Here we may find a fragment of it…
But I think it is more realistic to look for its fragments right here!
You can picture the way these pieces have travelled:
Thrown away on a curbside or road, get crushed by cars, separating bottle from cap. Fragmented to a size that makes it easy for transportation by rain. Transported further by sewer systems, passing through purification plants, get transported by smaller creeks towards the Meuse. Get deposited for a while on the bank, but transported further after a high water period until flowing into the sea. Adding some more grammes to the plastic soup.
I follow a plastic bag already for a couple of months. This is how he looked while I first met him on January 1st 2012, being entangled in barbed wire.

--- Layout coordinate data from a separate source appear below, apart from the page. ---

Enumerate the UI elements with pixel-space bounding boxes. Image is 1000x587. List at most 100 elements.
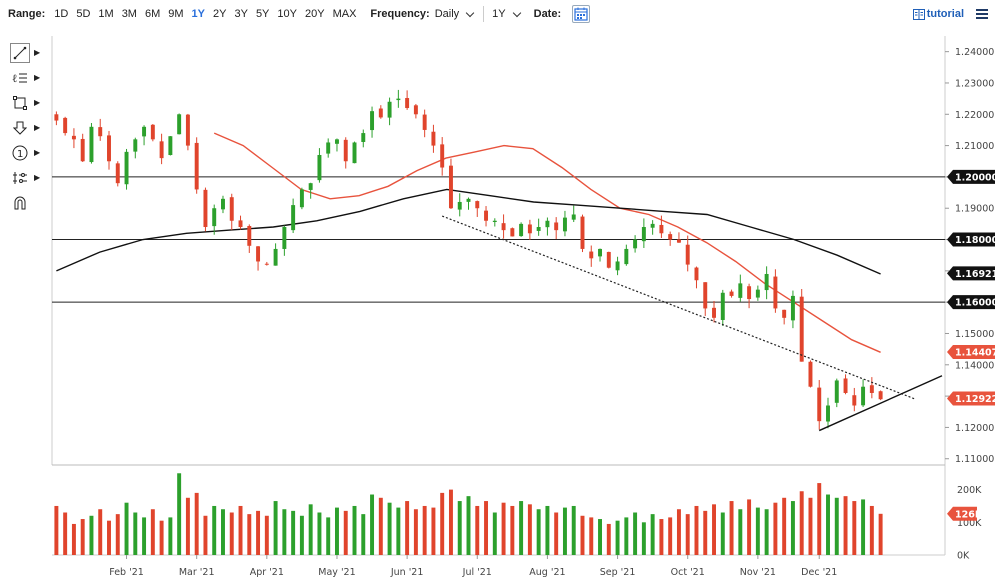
candle-body <box>405 98 410 109</box>
hamburger-menu-icon[interactable] <box>976 9 988 19</box>
candle-body <box>431 131 436 146</box>
rectangle-tool[interactable]: ▶ <box>10 90 46 115</box>
candle-body <box>361 133 366 142</box>
x-tick-label: Sep '21 <box>600 567 636 578</box>
candle-body <box>282 227 287 249</box>
volume-bar <box>475 505 480 555</box>
arrow-tool[interactable]: ▶ <box>10 115 46 140</box>
candle-body <box>668 234 673 240</box>
price-badge <box>947 295 995 310</box>
volume-bar <box>457 501 462 555</box>
range-option-2y[interactable]: 2Y <box>213 8 227 20</box>
range-option-20y[interactable]: 20Y <box>304 8 325 20</box>
volume-bar <box>501 502 506 555</box>
calendar-icon[interactable] <box>572 5 591 23</box>
volume-bar <box>396 507 401 555</box>
volume-bar <box>413 509 418 555</box>
range-label: Range: <box>8 8 46 20</box>
candle-body <box>212 208 217 227</box>
volume-bar <box>527 504 532 555</box>
tutorial-icon <box>912 8 925 20</box>
candle-body <box>396 98 401 101</box>
volume-bar <box>142 517 147 555</box>
chart-frame <box>51 36 946 556</box>
range-option-1m[interactable]: 1M <box>98 8 114 20</box>
candle-body <box>676 239 681 243</box>
volume-bar <box>115 514 120 555</box>
volume-bar <box>580 515 585 555</box>
candle-body <box>615 261 620 271</box>
price-badge-label: 1.14407 <box>955 348 998 359</box>
volume-bar <box>492 512 497 555</box>
volume-bar <box>80 519 85 555</box>
candle-body <box>229 197 234 221</box>
range-option-5d[interactable]: 5D <box>76 8 91 20</box>
candle-body <box>852 395 857 406</box>
volume-bar <box>124 502 129 555</box>
range-option-5y[interactable]: 5Y <box>255 8 270 20</box>
candle-body <box>98 127 103 137</box>
volume-bar <box>826 494 830 555</box>
volume-bar <box>71 523 76 555</box>
indicator-tool[interactable]: ▶ <box>10 165 46 190</box>
period-dropdown[interactable]: 1Y <box>492 8 525 20</box>
range-option-10y[interactable]: 10Y <box>277 8 297 20</box>
range-option-1d[interactable]: 1D <box>54 8 69 20</box>
indicator-tool-icon <box>10 168 30 188</box>
magnet-tool[interactable] <box>10 190 46 215</box>
volume-bar <box>422 505 427 555</box>
text-tool[interactable]: ℓ ▶ <box>10 65 46 90</box>
candle-body <box>834 380 839 403</box>
volume-bar <box>694 505 699 555</box>
volume-bar <box>405 501 410 555</box>
volume-bar <box>712 504 716 555</box>
range-option-1y[interactable]: 1Y <box>191 8 205 20</box>
x-tick-label: Aug '21 <box>529 567 565 578</box>
volume-bar <box>264 515 269 555</box>
volume-bar <box>633 512 638 555</box>
volume-bar <box>229 512 234 555</box>
frequency-dropdown[interactable]: Daily <box>435 8 479 20</box>
volume-bar <box>54 505 59 555</box>
volume-bar <box>510 505 515 555</box>
line-tool[interactable]: ▶ <box>10 40 46 65</box>
candle-body <box>878 391 883 400</box>
volume-bar <box>273 501 278 555</box>
range-option-6m[interactable]: 6M <box>144 8 161 20</box>
volume-bar <box>159 520 164 555</box>
volume-bar <box>624 517 629 555</box>
candle-body <box>63 117 68 134</box>
text-tool-icon: ℓ <box>10 68 30 88</box>
candlesticks <box>54 89 883 430</box>
volume-bar <box>343 510 348 555</box>
candle-body <box>150 124 155 140</box>
candle-body <box>650 223 655 228</box>
volume-bar <box>773 502 778 555</box>
candle-body <box>440 144 445 168</box>
tutorial-link[interactable]: tutorial <box>912 8 964 20</box>
candle-body <box>782 309 787 318</box>
range-option-9m[interactable]: 9M <box>168 8 184 20</box>
volume-bar <box>834 497 839 555</box>
candle-body <box>843 378 848 393</box>
number-tool[interactable]: 1 ▶ <box>10 140 46 165</box>
volume-tick-label: 200K <box>957 485 982 496</box>
trendlines[interactable] <box>441 215 943 432</box>
y-tick-label: 1.24000 <box>955 47 994 58</box>
volume-bar <box>641 522 646 555</box>
range-option-max[interactable]: MAX <box>332 8 357 20</box>
x-tick-label: Feb '21 <box>109 567 144 578</box>
volume-bar <box>63 512 68 555</box>
volume-bar <box>291 510 296 555</box>
top-toolbar: Range: 1D 5D 1M 3M 6M 9M 1Y 2Y 3Y 5Y 10Y 20Y MAX Fre… <box>0 0 1000 28</box>
ma200-line <box>56 188 881 275</box>
candle-body <box>378 108 383 118</box>
horizontal-levels[interactable] <box>52 176 945 303</box>
candle-body <box>256 246 261 262</box>
range-option-3m[interactable]: 3M <box>121 8 137 20</box>
candle-body <box>869 385 874 393</box>
candle-body <box>133 139 138 152</box>
range-option-3y[interactable]: 3Y <box>234 8 248 20</box>
line-tool-icon <box>10 42 30 63</box>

A couple of months later this is how he looked:
Slowly disintegrating and showing the characteristic wrinkling of a weathered plastic film:
And where are the blown off pieces? Maybe here…
There is a general idea that plastics in the oceans get ever smaller through the impact of UV-light and wave-action. But I think the fragmentation is already far on it’s way when litter is still in a river.
So whenever we want to stop plastics flowing into the seas, we better be aware that we have to stop these little particles being transported. But that we can solve on land and we do not have to fish them out of the sea!